For ( $\theta = \frac{3\pi}{4}$ ), the general qubit state becomes:

\lvert \psi \rangle = \cos\left(\frac{3\pi}{8}\right) \lvert 0 \rangle + e^{i\phi} \sin\left(\frac{3\pi}{8}\right) \lvert 1 \rangle.

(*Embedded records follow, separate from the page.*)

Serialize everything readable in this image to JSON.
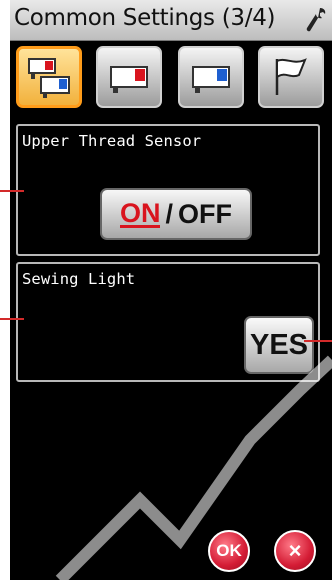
{
  "header": {
    "title": "Common Settings (3/4)",
    "settings_icon": "wrench-icon"
  },
  "tabs": [
    {
      "name": "tab-1",
      "icon": "machine-pair-icon",
      "active": true
    },
    {
      "name": "tab-2",
      "icon": "machine-red-icon",
      "active": false
    },
    {
      "name": "tab-3",
      "icon": "machine-blue-icon",
      "active": false
    },
    {
      "name": "tab-4",
      "icon": "flag-icon",
      "active": false
    }
  ],
  "upper_thread": {
    "label": "Upper Thread Sensor",
    "on_label": "ON",
    "separator": "/",
    "off_label": "OFF"
  },
  "sewing_light": {
    "label": "Sewing Light",
    "yes_label": "YES"
  },
  "footer": {
    "ok_label": "OK",
    "cancel_icon": "close-icon",
    "cancel_label": "×"
  },
  "colors": {
    "active_tab": "#f2b13c",
    "accent_red": "#d9141e",
    "callout": "#d32a2a"
  }
}
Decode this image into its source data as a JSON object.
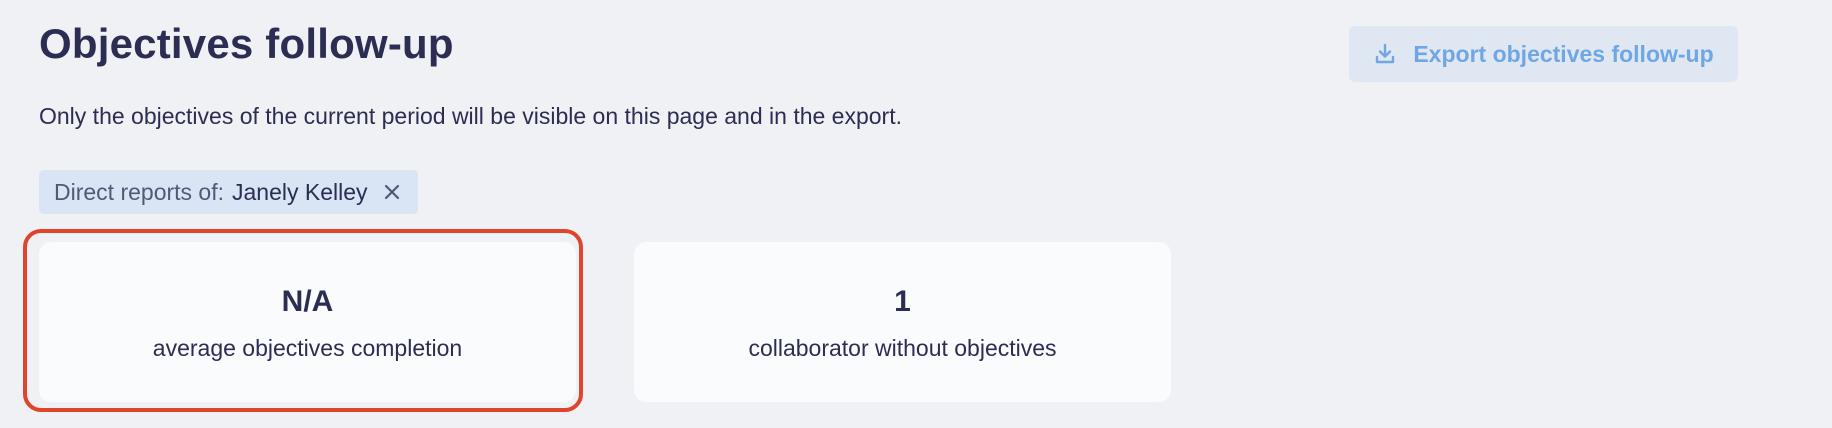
{
  "header": {
    "title": "Objectives follow-up",
    "export_label": "Export objectives follow-up",
    "export_icon": "download-icon",
    "accent_color": "#6fa6e3"
  },
  "notice": "Only the objectives of the current period will be visible on this page and in the export.",
  "filter": {
    "label": "Direct reports of:",
    "value": "Janely Kelley",
    "remove_icon": "close-icon"
  },
  "stats": [
    {
      "value": "N/A",
      "label": "average objectives completion",
      "highlighted": true
    },
    {
      "value": "1",
      "label": "collaborator without objectives",
      "highlighted": false
    }
  ],
  "highlight_color": "#e0452b"
}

Now, let’s find specific states in the 4 quadrants of the lower hemisphere:

  1. Quadrant 5 (Corresponding to ( $0 \leq \phi < \frac{\pi}{2}$ )): 
    \lvert \psi_5 \rangle =
\begin{bmatrix}
\cos\left(\frac{3\pi}{8}\right) \\
e^{i\cdot 0} \sin\left(\frac{3\pi}{8}\right)
\end{bmatrix}
=
\begin{bmatrix}
\cos\left(\frac{3\pi}{8}\right) \\
\sin\left(\frac{3\pi}{8}\right)
\end{bmatrix}.
  2. Quadrant 6 (Corresponding to ( $\frac{\pi}{2} \leq \phi < \pi$ )): 
    \lvert \psi_6 \rangle =
\begin{bmatrix}
\cos\left(\frac{3\pi}{8}\right) \\
e^{i\frac{\pi}{2}} \sin\left(\frac{3\pi}{8}\right)
\end{bmatrix}
=
\begin{bmatrix}
\cos\left(\frac{3\pi}{8}\right) \\
i\sin\left(\frac{3\pi}{8}\right)
\end{bmatrix}.
  3. Quadrant 7 (Corresponding to ( $\pi \leq \phi < \frac{3\pi}{2}$ )): 
    \lvert \psi_7 \rangle =
\begin{bmatrix}
\cos\left(\frac{3\pi}{8}\right) \\
e^{i\pi} \sin\left(\frac{3\pi}{8}\right)
\end{bmatrix}
=
\begin{bmatrix}
\cos\left(\frac{3\pi}{8}\right) \\
-\sin\left(\frac{3\pi}{8}\right)
\end{bmatrix}.
  4. Quadrant 8 (Corresponding to ( $\frac{3\pi}{2} \leq \phi < 2\pi$ )): 
    \lvert \psi_8 \rangle =
\begin{bmatrix}
\cos\left(\frac{3\pi}{8}\right) \\
e^{i\frac{3\pi}{2}} \sin\left(\frac{3\pi}{8}\right)
\end{bmatrix}
=
\begin{bmatrix}
\cos\left(\frac{3\pi}{8}\right) \\
-i\sin\left(\frac{3\pi}{8}\right)
\end{bmatrix}.

Recap

  • The 4 states derived above correspond to the lower hemisphere, complementing the 4 states in the upper hemisphere.
  • Together, these 8 states span the Bloch sphere at ( $\theta = \frac{\pi}{4}$ ) (upper) and ( $\theta = \frac{3\pi}{4}$ ) (lower), each at distinct quadrants defined by ( $\phi$ ).